Chair: Are there any further questions from anyone?

Q233   Julian Sturdy: Are any of the countries we have been talking about doing anything on prescribed drugs - testing on impairment of the actual prescribed drugs and enforcing that?

Iain Forcer: There are countries in Europe. Italy, for example, tests for a panel of six different drugs, which includes opiates and benzodiazepines, both of which can be prescribed, and opiates can be bought over the counter. The confirmatory test is the level. With the prescribed issues, we can look at the figures from the British Crime Survey, which as Rob said gives a good indication of recreational drug use in 16 to 59-year-olds, so it relates quite nicely to drivers.
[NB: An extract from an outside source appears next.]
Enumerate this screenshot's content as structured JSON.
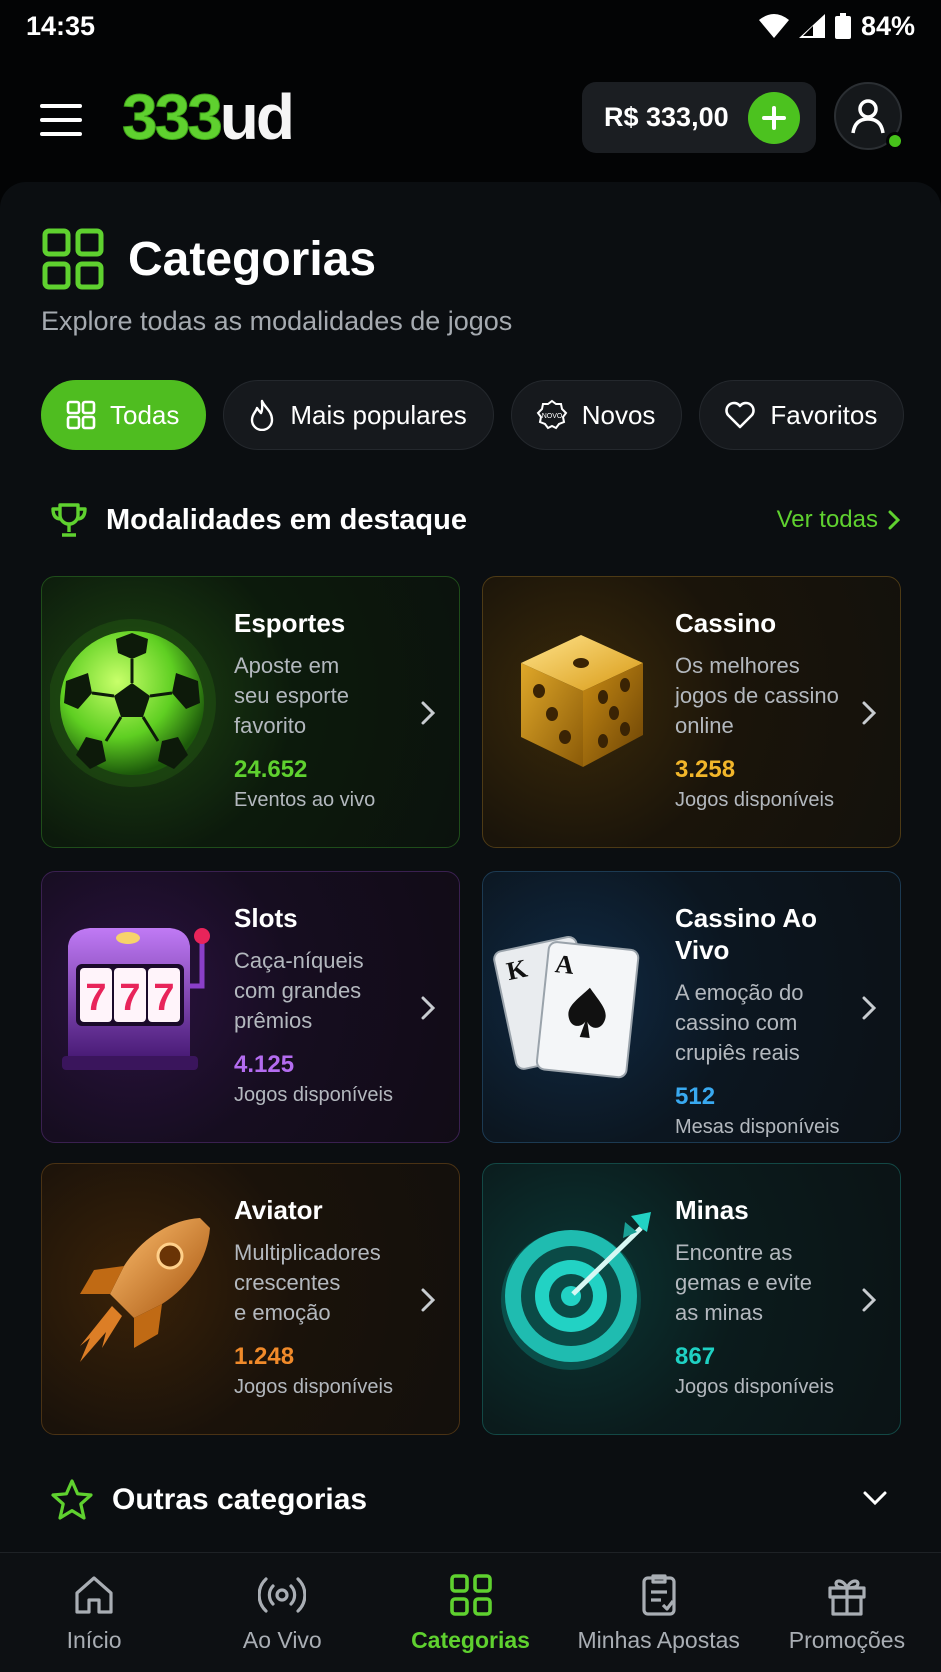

If you excluded drugs which had medicinal purposes and just looked at cannabis, cocaine, amphetamines and methamphetamines - so moved the prescribed issue to one side - that still accounts for about 86% of drug use in this country. I think in the same way as the Australian idea, if we hit 86%, that is surely better than zero.

Dr Rob Tunbridge: But medicinal drugs are a particular -

Q234   Chair: Did you want to add an additional point?

Dr Rob Tunbridge: Yes.

Chair: Okay, quickly.

Dr Rob Tunbridge: Sorry, Chair. These sorts of drugs are a particular problem, because most of the evidence that these are impairing, such as antihistamines make you drowsy, are taken from young volunteers using males between the ages of 19 and 25, rather than patient populations. You have to take into account the effect, particularly the road safety issues surrounding somebody who is on medicinal drugs. A patient who is depressed or anxious or if their nose is streaming down with something might, untreated, be more of a road safety danger. The drugs are taken as a sort of counter-effect. That makes decisions on medicinal drugs very difficult.

I know you discussed this with the earlier panel members, but it does make it a particularly difficult area to come up with red, green, orange and say what drugs should be labelled up with this. This is why virtually no countries in the world have actually adopted these systems. There are lots of myths saying, "Such-and-such a country has done this," and in fact they haven't, because of the difficulty in establishing, particularly for patients rather than young volunteers, what effects those drugs will have.

  Chair: Thank you very much for coming and answering all of our questions. Thank you.